Chronique judiciaire : un militaire armé jusqu’aux dents à Nantes


Reportage dessiné par Ana Pich’


Septembre 2022, audience correctionnelle au Palais de justice de Nantes. Un jeune militaire jugé pour avoir acheté sur le darkweb, détenu et importé illégalement un vrai arsenal de guerre (semi-automatiques, carabines, grenades, chargeurs, cartouches…). Il défend être un collectionneur…

Son avocate, quant à elle, plaide l’inconstitutionnalité des textes législatifs réprimant les infractions poursuivies et soumet au tribunal trois questions prioritaires de constitutionnalité*. Elle réclame également que le tribunal correctionnel se déclare incompétent, et défend que seul un tribunal militaire puisse juger des faits, alors même qu’elle reconnaît sans difficulté que les faits ont été commis dans le cadre privé du prévenu, en dehors de ses missions militaires…

Autre élément notable de cette audience : aucune interrogation n’a été portée sur la potentielle dangerosité du prévenu, ou à une potentielle appartenance ou participation à une groupe armé. Son statut de militaire semblant l’exempter de tout doute sur une quelconque malveillance ou association criminelle.

Autre question restée en suspens : la manière dont le prévenu a pu, financièrement, se fournir un tel arsenal de guerre avec un revenu mensuel s’élevant à 1400 euros… L’inquiétude principale qui occupait les magistrates semblait être le potentiel risque de cambriolage dont il aurait pu faire l’objet, et de voir retrouver ses armes utilisées pour des règlements de compte…
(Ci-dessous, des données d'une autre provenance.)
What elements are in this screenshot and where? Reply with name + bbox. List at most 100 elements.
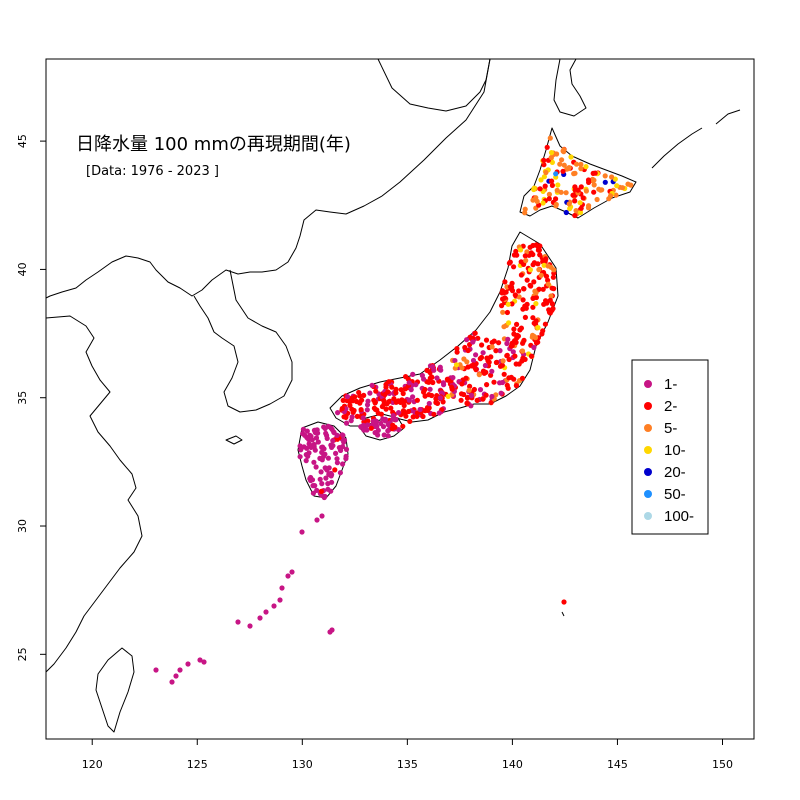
station-point [572, 212, 578, 219]
station-point [561, 599, 567, 605]
station-point [310, 490, 316, 496]
station-point [325, 455, 331, 461]
station-point [500, 296, 506, 302]
station-point [465, 347, 471, 354]
station-point [331, 430, 337, 436]
station-point [536, 267, 542, 273]
station-point [400, 390, 406, 397]
station-point [499, 362, 505, 368]
station-point [313, 464, 319, 470]
station-point [454, 346, 460, 352]
station-point [318, 469, 324, 475]
station-point [482, 362, 488, 369]
station-point [311, 459, 317, 465]
station-point [499, 290, 505, 296]
station-point [401, 402, 407, 409]
station-point [619, 185, 626, 191]
station-point [511, 338, 518, 344]
station-point [518, 272, 525, 278]
station-point [382, 391, 388, 398]
station-point [548, 293, 554, 299]
station-point [541, 157, 547, 163]
station-point [572, 170, 578, 176]
station-point [546, 191, 553, 197]
station-point [548, 154, 554, 161]
station-point [510, 349, 516, 355]
station-point [406, 380, 412, 386]
station-point [343, 446, 350, 452]
station-point [496, 340, 502, 346]
legend-swatch [644, 490, 652, 498]
station-point [528, 353, 535, 359]
coastline-primorye [45, 58, 491, 299]
station-point [530, 242, 536, 249]
station-point [534, 243, 540, 249]
coastline-kyushu [297, 421, 349, 499]
station-point [542, 183, 548, 189]
legend-label: 100- [664, 508, 694, 525]
station-point [499, 303, 505, 309]
station-point [547, 310, 553, 316]
station-point [390, 422, 396, 428]
station-point [473, 352, 479, 358]
station-point [462, 344, 468, 351]
station-point [541, 174, 548, 180]
station-point [354, 398, 360, 405]
station-point [513, 361, 519, 367]
station-point [357, 393, 363, 399]
station-point [489, 368, 495, 374]
station-point [602, 173, 608, 179]
station-point [365, 418, 371, 424]
station-point [493, 348, 499, 354]
station-point [470, 335, 476, 341]
station-point [430, 364, 436, 370]
station-point [488, 400, 494, 406]
station-point [477, 387, 484, 393]
coastline-russia [377, 58, 491, 112]
station-point [436, 410, 442, 416]
station-point [473, 367, 479, 373]
station-point [521, 261, 527, 267]
station-point [421, 389, 427, 395]
station-point [549, 178, 555, 184]
legend-label: 1- [664, 376, 677, 393]
station-point [340, 461, 346, 467]
station-point [368, 425, 374, 431]
coastline-kurils [651, 109, 741, 169]
station-point [522, 253, 528, 259]
legend-swatch [644, 512, 652, 520]
station-point [548, 150, 555, 156]
station-point [364, 402, 371, 408]
station-point [483, 392, 489, 398]
station-point [577, 209, 584, 216]
station-point [504, 340, 510, 347]
station-point [602, 179, 608, 185]
station-point [498, 390, 504, 396]
station-point [361, 392, 367, 398]
legend-swatch [644, 446, 652, 454]
station-point [549, 182, 556, 188]
station-point [367, 390, 373, 396]
station-point [311, 441, 317, 448]
station-point [315, 430, 321, 436]
station-point [349, 414, 355, 420]
station-point [304, 428, 310, 434]
station-point [467, 383, 473, 389]
station-point [549, 285, 555, 291]
x-tick-label: 130 [292, 758, 313, 771]
station-point [578, 166, 584, 172]
station-point [565, 166, 572, 172]
station-point [549, 159, 556, 165]
station-point [545, 281, 551, 287]
station-point [437, 395, 443, 401]
map-subtitle: [Data: 1976 - 2023 ] [86, 164, 219, 179]
station-point [325, 486, 331, 492]
station-point [512, 353, 518, 359]
station-point [551, 267, 557, 273]
station-point [464, 359, 470, 365]
station-point [563, 190, 569, 196]
station-point [532, 335, 539, 341]
station-point [489, 393, 495, 400]
station-point [330, 438, 336, 444]
station-point [410, 394, 416, 400]
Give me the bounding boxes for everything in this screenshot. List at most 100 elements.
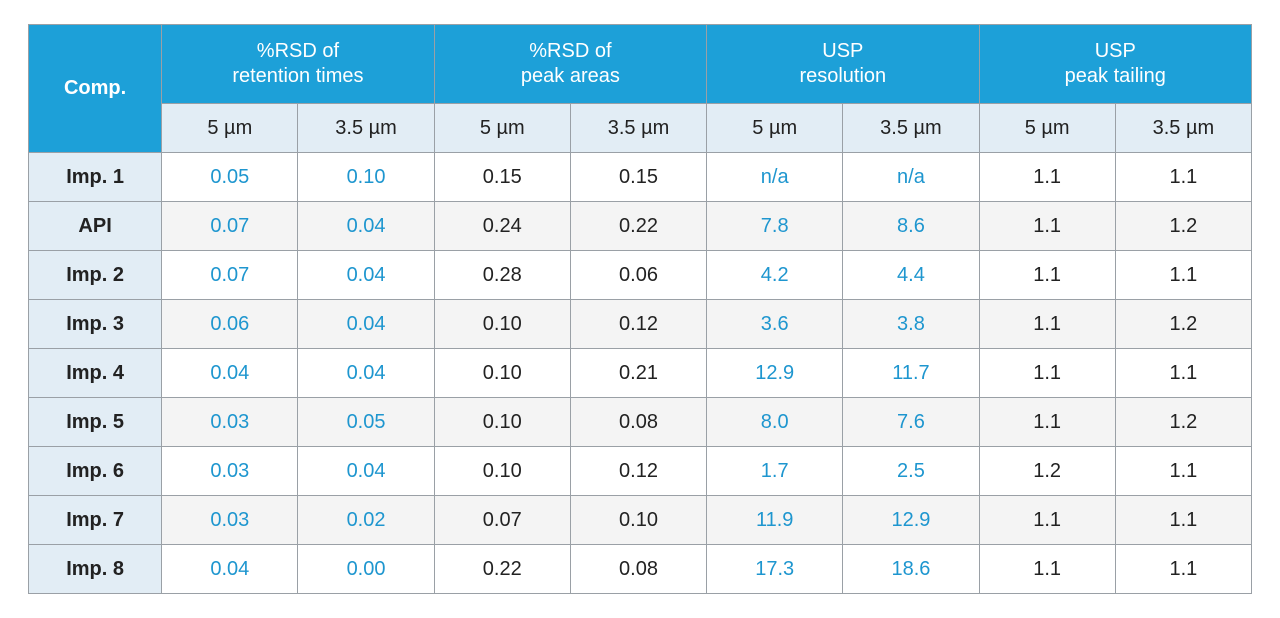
sub-header-5um: 5 µm: [162, 104, 298, 153]
data-cell: n/a: [843, 153, 979, 202]
data-cell: 0.04: [298, 447, 434, 496]
data-cell: 0.04: [298, 251, 434, 300]
data-cell: 0.07: [434, 496, 570, 545]
row-label: Imp. 3: [29, 300, 162, 349]
data-cell: 4.4: [843, 251, 979, 300]
data-cell: 7.6: [843, 398, 979, 447]
group-title-line: peak tailing: [1065, 65, 1166, 87]
table-header: Comp. %RSD of retention times %RSD of pe…: [29, 25, 1252, 153]
data-cell: 1.1: [1115, 496, 1251, 545]
data-cell: 12.9: [707, 349, 843, 398]
data-cell: 1.1: [979, 202, 1115, 251]
row-header-label: Comp.: [29, 25, 162, 153]
group-title-line: USP: [1095, 40, 1136, 62]
table-row: Imp. 60.030.040.100.121.72.51.21.1: [29, 447, 1252, 496]
table-row: Imp. 10.050.100.150.15n/an/a1.11.1: [29, 153, 1252, 202]
data-cell: 1.7: [707, 447, 843, 496]
data-cell: 0.28: [434, 251, 570, 300]
sub-header-3p5um: 3.5 µm: [570, 104, 706, 153]
table-row: Imp. 30.060.040.100.123.63.81.11.2: [29, 300, 1252, 349]
data-cell: 0.07: [162, 202, 298, 251]
row-label: Imp. 8: [29, 545, 162, 594]
data-cell: 0.10: [434, 300, 570, 349]
data-cell: 1.2: [1115, 300, 1251, 349]
data-cell: 0.10: [298, 153, 434, 202]
data-cell: 0.04: [298, 300, 434, 349]
row-label: Imp. 4: [29, 349, 162, 398]
group-title-line: peak areas: [521, 65, 620, 87]
data-cell: 0.03: [162, 496, 298, 545]
table-row: Imp. 80.040.000.220.0817.318.61.11.1: [29, 545, 1252, 594]
table-row: Imp. 50.030.050.100.088.07.61.11.2: [29, 398, 1252, 447]
group-title-line: %RSD of: [529, 40, 611, 62]
data-cell: 0.06: [570, 251, 706, 300]
group-title-line: resolution: [799, 65, 886, 87]
data-cell: 1.1: [1115, 153, 1251, 202]
column-group-usp-resolution: USP resolution: [707, 25, 979, 104]
data-cell: 7.8: [707, 202, 843, 251]
data-cell: 0.24: [434, 202, 570, 251]
data-cell: 0.10: [434, 398, 570, 447]
group-title-line: retention times: [232, 65, 363, 87]
data-cell: 1.1: [1115, 251, 1251, 300]
data-cell: 17.3: [707, 545, 843, 594]
data-cell: 1.2: [979, 447, 1115, 496]
data-cell: 0.05: [298, 398, 434, 447]
row-label: API: [29, 202, 162, 251]
data-cell: 0.07: [162, 251, 298, 300]
group-title-line: %RSD of: [257, 40, 339, 62]
data-cell: 0.10: [434, 349, 570, 398]
table-body: Imp. 10.050.100.150.15n/an/a1.11.1API0.0…: [29, 153, 1252, 594]
row-label: Imp. 7: [29, 496, 162, 545]
data-cell: 0.15: [434, 153, 570, 202]
data-cell: 0.04: [298, 202, 434, 251]
data-cell: n/a: [707, 153, 843, 202]
data-cell: 1.1: [979, 251, 1115, 300]
data-cell: 3.6: [707, 300, 843, 349]
data-cell: 0.02: [298, 496, 434, 545]
data-cell: 18.6: [843, 545, 979, 594]
data-cell: 1.1: [1115, 545, 1251, 594]
data-cell: 4.2: [707, 251, 843, 300]
data-cell: 1.1: [979, 300, 1115, 349]
data-cell: 0.21: [570, 349, 706, 398]
data-cell: 0.08: [570, 545, 706, 594]
sub-header-5um: 5 µm: [434, 104, 570, 153]
table-row: Imp. 70.030.020.070.1011.912.91.11.1: [29, 496, 1252, 545]
data-cell: 1.1: [979, 496, 1115, 545]
table-row: Imp. 40.040.040.100.2112.911.71.11.1: [29, 349, 1252, 398]
data-cell: 0.12: [570, 447, 706, 496]
row-label: Imp. 6: [29, 447, 162, 496]
data-cell: 0.03: [162, 398, 298, 447]
data-cell: 12.9: [843, 496, 979, 545]
column-group-usp-peak-tailing: USP peak tailing: [979, 25, 1251, 104]
data-cell: 0.03: [162, 447, 298, 496]
row-label: Imp. 1: [29, 153, 162, 202]
sub-header-3p5um: 3.5 µm: [298, 104, 434, 153]
data-cell: 1.2: [1115, 398, 1251, 447]
data-cell: 1.2: [1115, 202, 1251, 251]
row-label: Imp. 5: [29, 398, 162, 447]
data-cell: 0.04: [298, 349, 434, 398]
table-row: Imp. 20.070.040.280.064.24.41.11.1: [29, 251, 1252, 300]
data-cell: 0.00: [298, 545, 434, 594]
row-label: Imp. 2: [29, 251, 162, 300]
data-cell: 1.1: [1115, 447, 1251, 496]
data-cell: 1.1: [979, 153, 1115, 202]
data-cell: 0.22: [434, 545, 570, 594]
table-row: API0.070.040.240.227.88.61.11.2: [29, 202, 1252, 251]
data-cell: 0.12: [570, 300, 706, 349]
data-cell: 0.08: [570, 398, 706, 447]
sub-header-5um: 5 µm: [707, 104, 843, 153]
data-cell: 3.8: [843, 300, 979, 349]
data-cell: 11.7: [843, 349, 979, 398]
sub-header-3p5um: 3.5 µm: [1115, 104, 1251, 153]
sub-header-5um: 5 µm: [979, 104, 1115, 153]
data-cell: 8.0: [707, 398, 843, 447]
data-cell: 0.04: [162, 545, 298, 594]
data-cell: 0.10: [570, 496, 706, 545]
sub-header-3p5um: 3.5 µm: [843, 104, 979, 153]
data-cell: 0.22: [570, 202, 706, 251]
group-title-line: USP: [822, 40, 863, 62]
data-cell: 1.1: [979, 398, 1115, 447]
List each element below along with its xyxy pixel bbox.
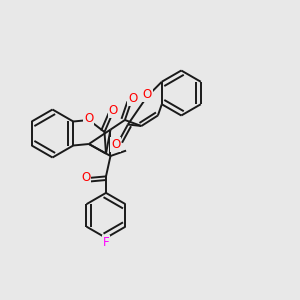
Text: O: O: [111, 138, 121, 151]
Text: F: F: [103, 236, 109, 249]
Text: O: O: [109, 104, 118, 118]
Text: O: O: [81, 171, 91, 184]
Text: O: O: [142, 88, 152, 101]
Text: O: O: [128, 92, 138, 105]
Text: O: O: [84, 112, 94, 125]
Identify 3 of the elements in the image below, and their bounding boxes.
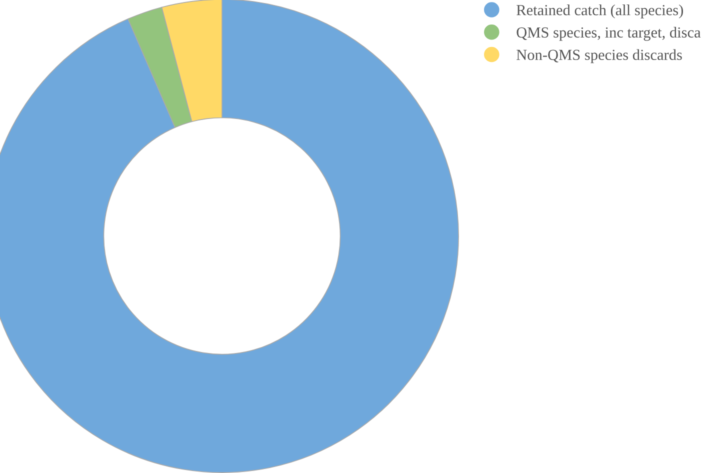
legend-label: Non-QMS species discards (516, 49, 682, 64)
legend-label: QMS species, inc target, disca (516, 26, 701, 41)
legend-label: Retained catch (all species) (516, 4, 683, 18)
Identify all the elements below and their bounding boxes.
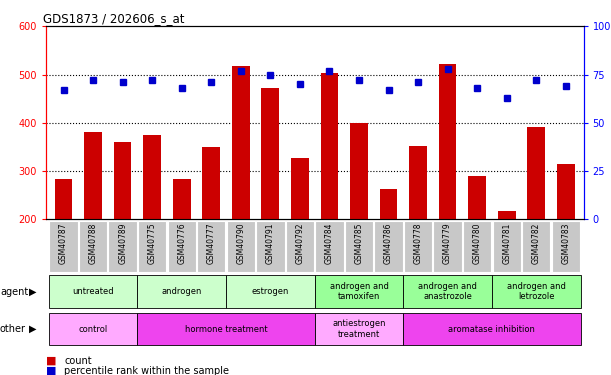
- Bar: [55, 179, 73, 316]
- Text: antiestrogen
treatment: antiestrogen treatment: [332, 320, 386, 339]
- FancyBboxPatch shape: [197, 221, 225, 272]
- Text: hormone treatment: hormone treatment: [185, 324, 268, 334]
- Text: androgen: androgen: [161, 287, 202, 296]
- Text: GSM40787: GSM40787: [59, 223, 68, 264]
- FancyBboxPatch shape: [109, 221, 137, 272]
- Text: count: count: [64, 356, 92, 366]
- Text: GSM40791: GSM40791: [266, 223, 275, 264]
- FancyBboxPatch shape: [49, 221, 78, 272]
- Text: percentile rank within the sample: percentile rank within the sample: [64, 366, 229, 375]
- Text: ■: ■: [46, 366, 56, 375]
- Text: GSM40776: GSM40776: [177, 223, 186, 264]
- Text: androgen and
tamoxifen: androgen and tamoxifen: [329, 282, 389, 301]
- FancyBboxPatch shape: [375, 221, 403, 272]
- Text: GSM40778: GSM40778: [414, 223, 423, 264]
- Bar: [468, 176, 486, 316]
- Bar: [144, 135, 161, 316]
- Bar: [202, 147, 220, 316]
- FancyBboxPatch shape: [552, 221, 580, 272]
- Text: GSM40789: GSM40789: [118, 223, 127, 264]
- Text: ■: ■: [46, 356, 56, 366]
- FancyBboxPatch shape: [345, 221, 373, 272]
- Text: GSM40783: GSM40783: [562, 223, 570, 264]
- FancyBboxPatch shape: [138, 221, 166, 272]
- Text: GSM40784: GSM40784: [325, 223, 334, 264]
- Text: other: other: [0, 324, 26, 334]
- FancyBboxPatch shape: [403, 313, 580, 345]
- Bar: [84, 132, 102, 316]
- FancyBboxPatch shape: [404, 221, 432, 272]
- Text: GSM40781: GSM40781: [502, 223, 511, 264]
- Text: androgen and
letrozole: androgen and letrozole: [507, 282, 566, 301]
- FancyBboxPatch shape: [79, 221, 108, 272]
- Text: GSM40777: GSM40777: [207, 223, 216, 264]
- Text: GSM40786: GSM40786: [384, 223, 393, 264]
- Text: estrogen: estrogen: [252, 287, 289, 296]
- Text: androgen and
anastrozole: androgen and anastrozole: [418, 282, 477, 301]
- FancyBboxPatch shape: [256, 221, 285, 272]
- Text: GSM40792: GSM40792: [295, 223, 304, 264]
- Text: ▶: ▶: [29, 286, 37, 297]
- Bar: [321, 73, 338, 316]
- FancyBboxPatch shape: [137, 313, 315, 345]
- Bar: [557, 164, 574, 316]
- FancyBboxPatch shape: [315, 275, 403, 308]
- FancyBboxPatch shape: [137, 275, 226, 308]
- Text: GSM40788: GSM40788: [89, 223, 98, 264]
- FancyBboxPatch shape: [49, 275, 137, 308]
- Bar: [262, 88, 279, 316]
- FancyBboxPatch shape: [433, 221, 462, 272]
- FancyBboxPatch shape: [492, 275, 580, 308]
- FancyBboxPatch shape: [403, 275, 492, 308]
- Text: GSM40779: GSM40779: [443, 223, 452, 264]
- Text: GSM40790: GSM40790: [236, 223, 245, 264]
- Bar: [498, 211, 516, 316]
- Text: GDS1873 / 202606_s_at: GDS1873 / 202606_s_at: [43, 12, 185, 25]
- Bar: [350, 123, 368, 316]
- FancyBboxPatch shape: [167, 221, 196, 272]
- Text: GSM40775: GSM40775: [148, 223, 156, 264]
- Bar: [379, 189, 397, 316]
- Text: GSM40785: GSM40785: [354, 223, 364, 264]
- Text: agent: agent: [0, 286, 28, 297]
- Text: GSM40782: GSM40782: [532, 223, 541, 264]
- FancyBboxPatch shape: [226, 275, 315, 308]
- Text: aromatase inhibition: aromatase inhibition: [448, 324, 535, 334]
- FancyBboxPatch shape: [522, 221, 551, 272]
- Bar: [439, 64, 456, 316]
- Text: control: control: [78, 324, 108, 334]
- Bar: [114, 142, 131, 316]
- Bar: [409, 146, 427, 316]
- FancyBboxPatch shape: [286, 221, 314, 272]
- Bar: [291, 158, 309, 316]
- Bar: [232, 66, 250, 316]
- Bar: [173, 179, 191, 316]
- Bar: [527, 127, 545, 316]
- Text: GSM40780: GSM40780: [473, 223, 481, 264]
- FancyBboxPatch shape: [49, 313, 137, 345]
- FancyBboxPatch shape: [463, 221, 491, 272]
- FancyBboxPatch shape: [492, 221, 521, 272]
- FancyBboxPatch shape: [315, 313, 403, 345]
- Text: ▶: ▶: [29, 324, 37, 334]
- Text: untreated: untreated: [72, 287, 114, 296]
- FancyBboxPatch shape: [315, 221, 343, 272]
- FancyBboxPatch shape: [227, 221, 255, 272]
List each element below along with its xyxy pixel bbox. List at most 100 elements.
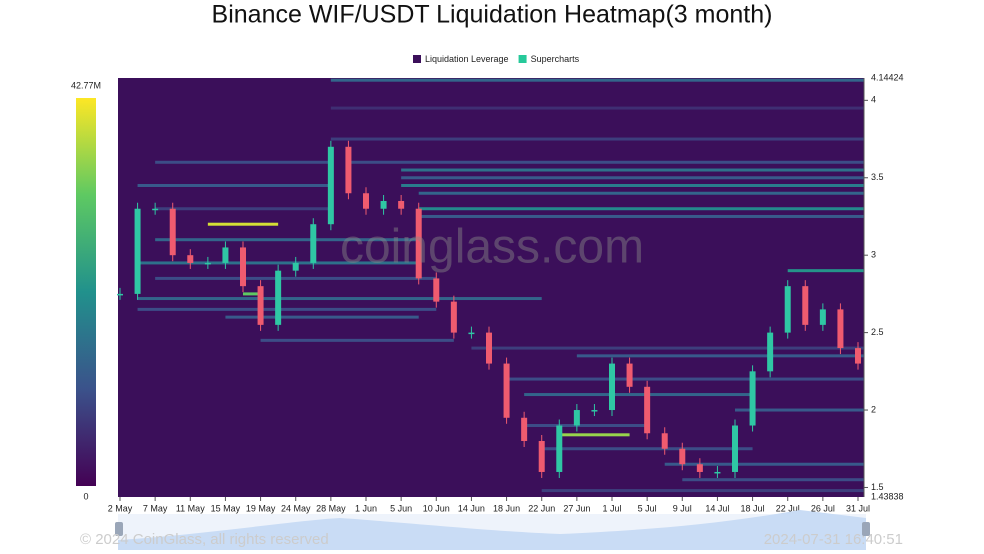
legend: Liquidation Leverage Supercharts <box>413 54 580 64</box>
candle <box>696 464 703 472</box>
legend-swatch <box>413 55 421 63</box>
y-tick-label: 4 <box>871 95 876 105</box>
x-tick-label: 11 May <box>176 503 205 513</box>
plot-background <box>118 78 864 497</box>
chart-title: Binance WIF/USDT Liquidation Heatmap(3 m… <box>212 1 773 29</box>
x-tick-label: 27 Jun <box>563 503 590 513</box>
candle <box>591 410 598 412</box>
x-tick-label: 9 Jul <box>673 503 692 513</box>
candle <box>152 208 159 211</box>
y-tick-label: 2 <box>871 404 876 414</box>
color-bar-label: 0 <box>83 491 88 501</box>
candle <box>345 146 352 194</box>
candle <box>468 332 475 335</box>
navigator-handle[interactable] <box>862 522 870 536</box>
y-limit-label: 4.14424 <box>871 72 904 82</box>
legend-label: Liquidation Leverage <box>425 54 509 64</box>
candle <box>661 433 668 449</box>
x-tick-label: 18 Jun <box>493 503 520 513</box>
heat-band <box>330 78 864 82</box>
candle <box>415 208 422 279</box>
candle <box>275 270 282 325</box>
candle <box>187 255 194 263</box>
heat-band <box>524 424 648 428</box>
heat-band <box>576 354 864 358</box>
heat-band <box>137 184 331 188</box>
x-tick-label: 7 May <box>143 503 168 513</box>
candle <box>644 386 651 434</box>
heat-band <box>682 478 864 482</box>
candle <box>626 363 633 387</box>
candle <box>855 348 861 364</box>
x-tick-label: 26 Jul <box>811 503 835 513</box>
x-tick-label: 15 May <box>211 503 241 513</box>
x-tick-label: 19 May <box>246 503 276 513</box>
candle <box>609 363 615 411</box>
heat-band <box>137 261 419 265</box>
heat-band <box>418 214 864 218</box>
heat-band <box>401 176 864 180</box>
legend-label: Supercharts <box>531 54 580 64</box>
candle <box>310 224 317 263</box>
candle <box>327 146 334 225</box>
axes: 1.5 2 2.5 3 3.5 4 4.14424 1.43838 2 May 7 May 11 M… <box>71 72 904 513</box>
candle <box>363 193 369 209</box>
y-limit-label: 1.43838 <box>871 491 904 501</box>
candle <box>521 417 528 442</box>
x-tick-label: 22 Jun <box>528 503 555 513</box>
candle <box>784 286 791 333</box>
heat-band <box>260 338 454 342</box>
heat-band <box>155 276 437 280</box>
x-tick-label: 22 Jul <box>776 503 800 513</box>
heat-band <box>155 238 419 242</box>
candle <box>573 410 580 426</box>
candle <box>732 425 738 472</box>
heat-band <box>559 433 630 437</box>
price-series <box>117 140 861 478</box>
heat-band <box>401 184 864 188</box>
heat-band <box>225 315 419 319</box>
heat-band <box>664 462 864 466</box>
heat-band <box>506 377 864 381</box>
footer: © 2024 CoinGlass, all rights reserved <box>80 531 329 548</box>
candle <box>714 471 721 474</box>
candle <box>240 247 246 287</box>
candle <box>169 208 176 256</box>
x-tick-label: 2 May <box>108 503 133 513</box>
candle <box>134 208 141 294</box>
x-tick-label: 18 Jul <box>741 503 765 513</box>
color-bar <box>76 98 96 486</box>
candle <box>450 301 457 333</box>
heat-band <box>735 408 864 412</box>
y-tick-label: 2.5 <box>871 327 884 337</box>
x-tick-label: 14 Jun <box>458 503 485 513</box>
navigator-handle[interactable] <box>115 522 123 536</box>
candle <box>837 309 844 349</box>
candle <box>486 332 492 364</box>
candle <box>380 200 387 209</box>
heat-band <box>137 297 542 301</box>
heat-band <box>541 489 864 493</box>
candle <box>556 425 563 472</box>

Le délibéré sera rendu en décembre 2022… en attendant le jeune militaire détient toujours des armes à son domicile (mais déclarées cette fois), mais n’est soumis à aucun contrôle judiciaire ou interdictions en attendant le rendu de la décision… Pour infiniment moins que cela, on a vu le même tribunal de Nantes imposer des contraintes très lourdes pendant des mois à des manifestants. Sur cette affaire, pourtant inquiétante, la presse est étonnamment discrète. Imaginez qu’un militant anticapitaliste ait été arrêté avec un tel arsenal !

Affaire à suivre…


* QPC : «La question prioritaire de constitutionnalité est le droit reconnu à toute personne qui est partie à un procès ou une instance de soutenir qu’une disposition législative porte atteinte aux droits et libertés que la Constitution garantit. Si les conditions de recevabilité de la question sont réunies, il appartient au Conseil constitutionnel, saisi sur renvoi par le Conseil d’État ou la Cour de cassation, de se prononcer et, le cas échéant, d’abroger la disposition législative» (conseil constitutionnel).